Implement nightly scheduler trigger for expiry checker
epic-peer-mentor-pause-management-automated-expiry-task-002 — Wire the CertificationExpiryChecker into the nightly job scheduler (394-nightly-scheduler). Configure the cron trigger to invoke the expiry checker each night at a defined off-peak time, implement graceful error handling so a scheduler failure does not silently skip the run, and add a run-lock mechanism to prevent concurrent executions.
Acceptance Criteria
Technical Requirements
Execution Context
Tier 1 - 540 tasks
Can start after Tier 0 completes
Implementation Notes
Prefer Supabase Edge Functions with a cron trigger over pg_cron for easier deployment and TypeScript/Dart interop. The run-lock should be implemented as a Postgres advisory lock (`pg_try_advisory_lock`) or a dedicated table row with `SELECT FOR UPDATE SKIP LOCKED` — advisory locks are simpler but lost on disconnect; a table-based lock survives restarts. Use a UUID v4 as the run_id so logs are globally unique and traceable across retries. The stale-lock override logic should check `started_at < NOW() - INTERVAL '2 hours'` and DELETE the old lock before inserting a new one, wrapped in a single transaction.
For the alerting mechanism, a Supabase Database Webhook on the scheduler_run_log table filtered to `status = 'FAILED'` calling a notification endpoint is the least-infrastructure approach.
Testing Requirements
Integration tests: (1) invoke scheduler twice in rapid succession and assert only one run proceeds (lock test), (2) simulate an exception in the expiry checker and assert the run is marked FAILED in the log table and no lock remains, (3) simulate a stale lock (insert a lock record with started_at = now() - 3 hours) and assert the new run overrides it. Unit tests for the lock acquisition/release logic using a mocked Supabase client. Manual smoke test in staging: trigger the cron at a modified time, confirm run log entry appears within 1 minute.
The nightly expiry checker may run multiple times due to scheduler retries or infrastructure issues, causing duplicate auto-transitions and duplicate coordinator notifications that erode trust in the notification system.
Mitigation & Contingency
Mitigation: Implement idempotency via a unique constraint on (mentor_id, threshold_day, certification_expiry_date) in the cert_expiry_reminders table.
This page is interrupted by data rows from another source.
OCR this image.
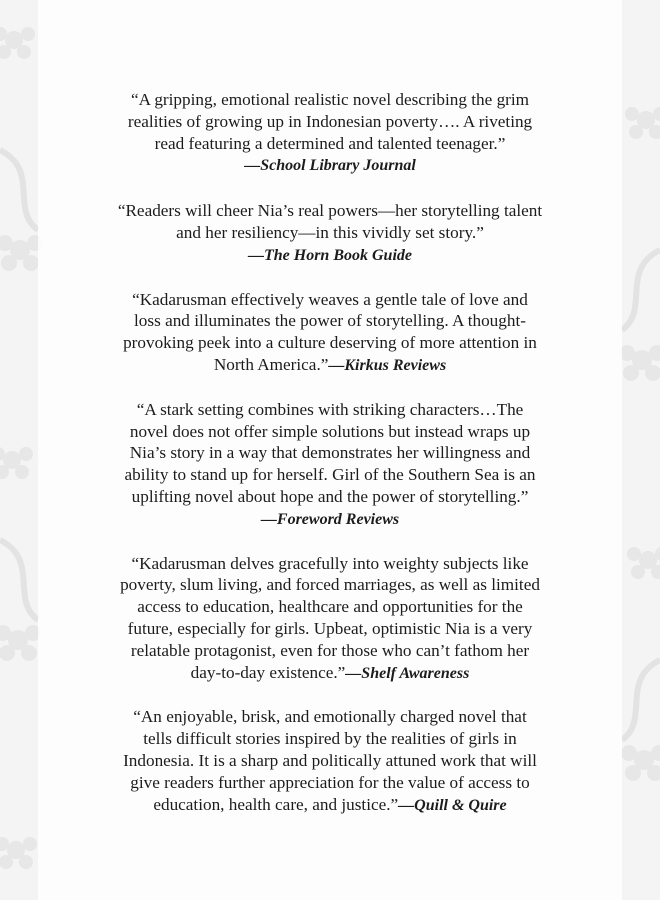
“A gripping, emotional realistic novel describing the grim
realities of growing up in Indonesian poverty…. A riveting
read featuring a determined and talented teenager.”
—School Library Journal
“Readers will cheer Nia’s real powers—her storytelling talent
and her resiliency—in this vividly set story.”
—The Horn Book Guide
“Kadarusman effectively weaves a gentle tale of love and
loss and illuminates the power of storytelling. A thought-
provoking peek into a culture deserving of more attention in
North America.”—Kirkus Reviews
“A stark setting combines with striking characters…The
novel does not offer simple solutions but instead wraps up
Nia’s story in a way that demonstrates her willingness and
ability to stand up for herself. Girl of the Southern Sea is an
uplifting novel about hope and the power of storytelling.”
—Foreword Reviews
“Kadarusman delves gracefully into weighty subjects like
poverty, slum living, and forced marriages, as well as limited
access to education, healthcare and opportunities for the
future, especially for girls. Upbeat, optimistic Nia is a very
relatable protagonist, even for those who can’t fathom her
day-to-day existence.”—Shelf Awareness
“An enjoyable, brisk, and emotionally charged novel that
tells difficult stories inspired by the realities of girls in
Indonesia. It is a sharp and politically attuned work that will
give readers further appreciation for the value of access to
education, health care, and justice.”—Quill & Quire
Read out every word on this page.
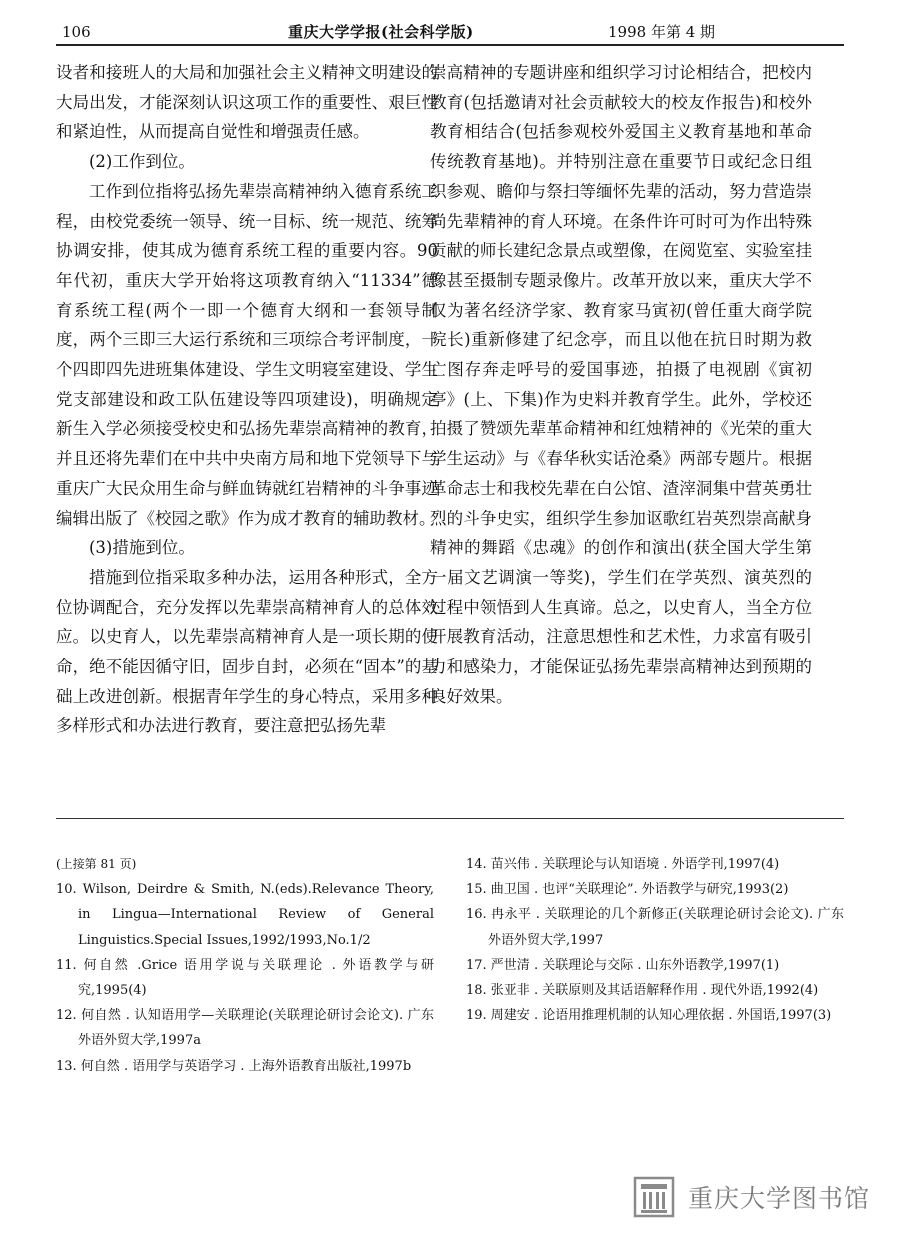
106	重庆大学学报(社会科学版)	1998 年第 4 期

设者和接班人的大局和加强社会主义精神文明建设的大局出发，才能深刻认识这项工作的重要性、艰巨性和紧迫性，从而提高自觉性和增强责任感。

(2)工作到位。

工作到位指将弘扬先辈崇高精神纳入德育系统工程，由校党委统一领导、统一目标、统一规范、统筹协调安排，使其成为德育系统工程的重要内容。90 年代初，重庆大学开始将这项教育纳入“11334”德育系统工程(两个一即一个德育大纲和一套领导制度，两个三即三大运行系统和三项综合考评制度，一个四即四先进班集体建设、学生文明寝室建设、学生党支部建设和政工队伍建设等四项建设)，明确规定新生入学必须接受校史和弘扬先辈崇高精神的教育，并且还将先辈们在中共中央南方局和地下党领导下与重庆广大民众用生命与鲜血铸就红岩精神的斗争事迹编辑出版了《校园之歌》作为成才教育的辅助教材。

(3)措施到位。

措施到位指采取多种办法，运用各种形式，全方位协调配合，充分发挥以先辈崇高精神育人的总体效应。以史育人，以先辈崇高精神育人是一项长期的使命，绝不能因循守旧，固步自封，必须在“固本”的基础上改进创新。根据青年学生的身心特点，采用多种多样形式和办法进行教育，要注意把弘扬先辈

崇高精神的专题讲座和组织学习讨论相结合，把校内教育(包括邀请对社会贡献较大的校友作报告)和校外教育相结合(包括参观校外爱国主义教育基地和革命传统教育基地)。并特别注意在重要节日或纪念日组织参观、瞻仰与祭扫等缅怀先辈的活动，努力营造崇尚先辈精神的育人环境。在条件许可时可为作出特殊贡献的师长建纪念景点或塑像，在阅览室、实验室挂像甚至摄制专题录像片。改革开放以来，重庆大学不仅为著名经济学家、教育家马寅初(曾任重大商学院院长)重新修建了纪念亭，而且以他在抗日时期为救亡图存奔走呼号的爱国事迹，拍摄了电视剧《寅初亭》(上、下集)作为史料并教育学生。此外，学校还拍摄了赞颂先辈革命精神和红烛精神的《光荣的重大学生运动》与《春华秋实话沧桑》两部专题片。根据革命志士和我校先辈在白公馆、渣滓洞集中营英勇壮烈的斗争史实，组织学生参加讴歌红岩英烈崇高献身精神的舞蹈《忠魂》的创作和演出(获全国大学生第一届文艺调演一等奖)，学生们在学英烈、演英烈的过程中领悟到人生真谛。总之，以史育人，当全方位开展教育活动，注意思想性和艺术性，力求富有吸引力和感染力，才能保证弘扬先辈崇高精神达到预期的良好效果。

(上接第 81 页)

10. Wilson, Deirdre & Smith, N.(eds).Relevance Theory, in Lingua—International Review of General Linguistics.Special Issues,1992/1993,No.1/2

11. 何自然 .Grice 语用学说与关联理论 . 外语教学与研究,1995(4)

12. 何自然 . 认知语用学—关联理论(关联理论研讨会论文). 广东外语外贸大学,1997a

13. 何自然 . 语用学与英语学习 . 上海外语教育出版社,1997b

14. 苗兴伟 . 关联理论与认知语境 . 外语学刊,1997(4)

15. 曲卫国 . 也评“关联理论”. 外语教学与研究,1993(2)

16. 冉永平 . 关联理论的几个新修正(关联理论研讨会论文). 广东外语外贸大学,1997

17. 严世清 . 关联理论与交际 . 山东外语教学,1997(1)

18. 张亚非 . 关联原则及其话语解释作用 . 现代外语,1992(4)

19. 周建安 . 论语用推理机制的认知心理依据 . 外国语,1997(3)

重庆大学图书馆
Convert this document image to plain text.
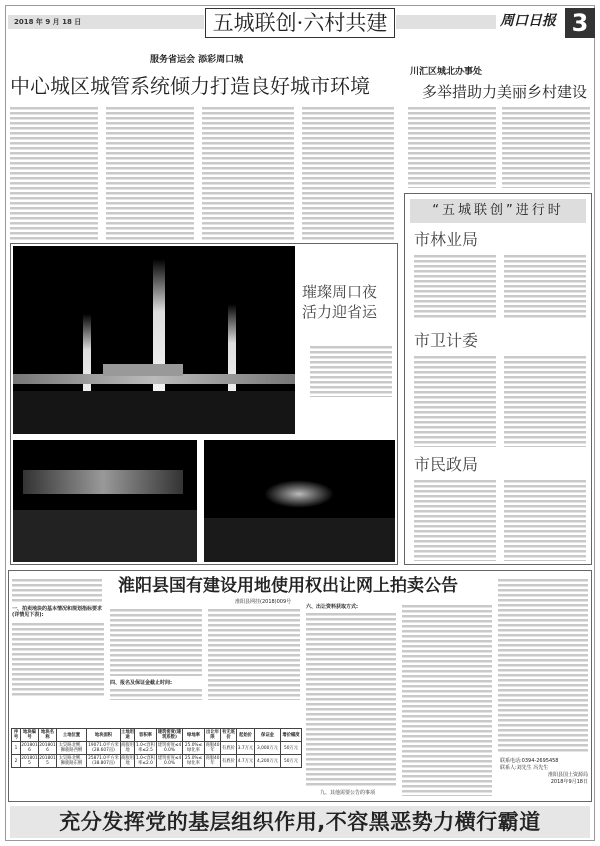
2018 年 9 月 18 日	五城联创·六村共建	周口日报 3
服务省运会 添彩周口城
中心城区城管系统倾力打造良好城市环境
川汇区城北办事处
多举措助力美丽乡村建设
璀璨周口夜
活力迎省运
“五城联创”进行时
市林业局
市卫计委
市民政局
淮阳县国有建设用地使用权出让网上拍卖公告
淮阳县网挂(2018)009号
一、拍卖地块的基本情况和规划指标要求(详情见下表):
四、报名及保证金截止时间:
六、出让资料获取方式:
九、其他需要公告的事项
联系电话:0394-2695458
联系人:刘先生 冯先生
淮阳县国土资源局
2018年9月18日
序号	地块编号	地块名称	土地位置	地块面积	土地用途	容积率	建筑密度(建筑系数)	绿地率	出让年限	有无底价	起始价	保证金	增价幅度
1	2018016	2018016	太昊路北侧、狮鹿路西侧	19071.0平方米(28.607亩)	商服用地	1.0<容积率≤2.5	建筑密度≤40.0%	25.0%≤绿化率	商服40年	有底价	3.7万元	3,000万元	50万元
2	2018015	2018015	太昊路北侧、狮鹿路东侧	25871.0平方米(38.807亩)	商服用地	1.0<容积率≤2.0	建筑密度≤40.0%	25.0%≤绿化率	商服40年	有底价	4.7万元	4,200万元	50万元
充分发挥党的基层组织作用,不容黑恶势力横行霸道
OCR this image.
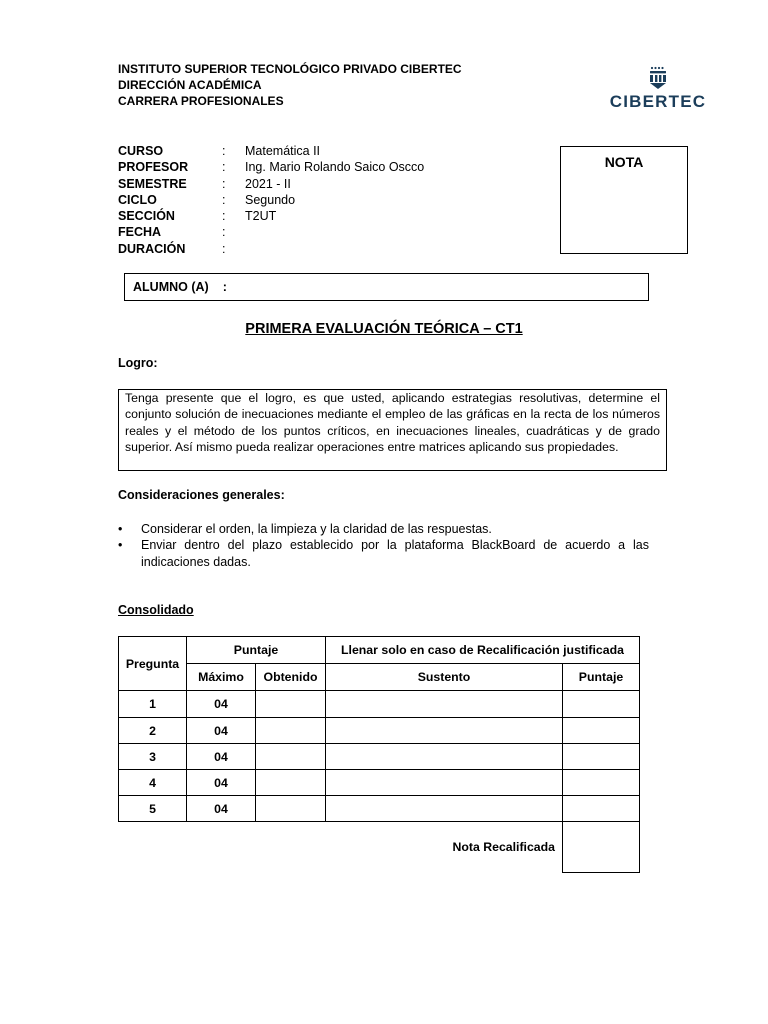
INSTITUTO SUPERIOR TECNOLÓGICO PRIVADO CIBERTEC
DIRECCIÓN ACADÉMICA
CARRERA PROFESIONALES	CIBERTEC
CURSO	: Matemática II
PROFESOR	: Ing. Mario Rolando Saico Oscco
SEMESTRE	: 2021 - II
CICLO	: Segundo
SECCIÓN	: T2UT
FECHA	:
DURACIÓN	:
NOTA
ALUMNO (A) :
PRIMERA EVALUACIÓN TEÓRICA – CT1
Logro:
Tenga presente que el logro, es que usted, aplicando estrategias resolutivas, determine el conjunto solución de inecuaciones mediante el empleo de las gráficas en la recta de los números reales y el método de los puntos críticos, en inecuaciones lineales, cuadráticas y de grado superior. Así mismo pueda realizar operaciones entre matrices aplicando sus propiedades.
Consideraciones generales:
• Considerar el orden, la limpieza y la claridad de las respuestas.
• Enviar dentro del plazo establecido por la plataforma BlackBoard de acuerdo a las indicaciones dadas.
Consolidado
Pregunta	Puntaje		Llenar solo en caso de Recalificación justificada	
	Máximo	Obtenido	Sustento	Puntaje
1	04			
2	04			
3	04			
4	04			
5	04			
Nota Recalificada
Auto-transitions should be wrapped in a Postgres RPC that checks current status before applying, making repeated invocations safe.
Contingency: Add a compensation query in the reconciliation log that detects duplicate log entries for the same certification period and alerts the operations team for manual review within 24 hours.
The HLF Dynamics portal API may have eventual-consistency behaviour or rate limits that cause website listing updates to lag behind status changes, leaving expired mentors visible on the public website for an unacceptable window.
Mitigation & Contingency
Mitigation: Design the sync service to be triggered immediately on status transitions (event-driven via database webhook) in addition to the nightly batch run. Implement a reconciliation job that verifies sync state against app state and re-triggers any divergent records.
Contingency: If real-time sync cannot be guaranteed, implement a manual 'force sync' action in the coordinator dashboard so coordinators can trigger an immediate re-sync for urgent cases. Document the expected sync lag in coordinator onboarding materials.
Stakeholder requests to extend the expiry checker to handle additional certification types, grace periods, or organisation-specific threshold configurations may significantly increase scope beyond what is designed here, delaying delivery.
Mitigation & Contingency
Mitigation: Parameterise threshold day values (30, 14, 7) via configuration repository rather than hard-coding them, enabling per-organisation customisation without code changes. Document that grace period logic and additional cert types are out of scope for this epic and require a dedicated follow-up.
Contingency: Deliver the feature with hard-coded HLF-standard thresholds first and introduce the configuration repository as a follow-up task in the next sprint, using a feature flag to enable per-org threshold overrides.
Dynamics portal API credentials stored as environment secrets in Supabase Edge Function configuration may be rotated or invalidated by HLF IT without notice, causing silent sync failures that go undetected for multiple days.
Mitigation & Contingency
Mitigation: Implement credential health-check calls on each scheduler run and emit an immediate alert on auth failure rather than only alerting after N consecutive failures. Document the credential rotation procedure with HLF IT and establish a rotation notification protocol.
Contingency: Maintain a break-glass manual sync script accessible to HLF administrators that can re-execute the Dynamics sync with newly provided credentials while the automated system is restored.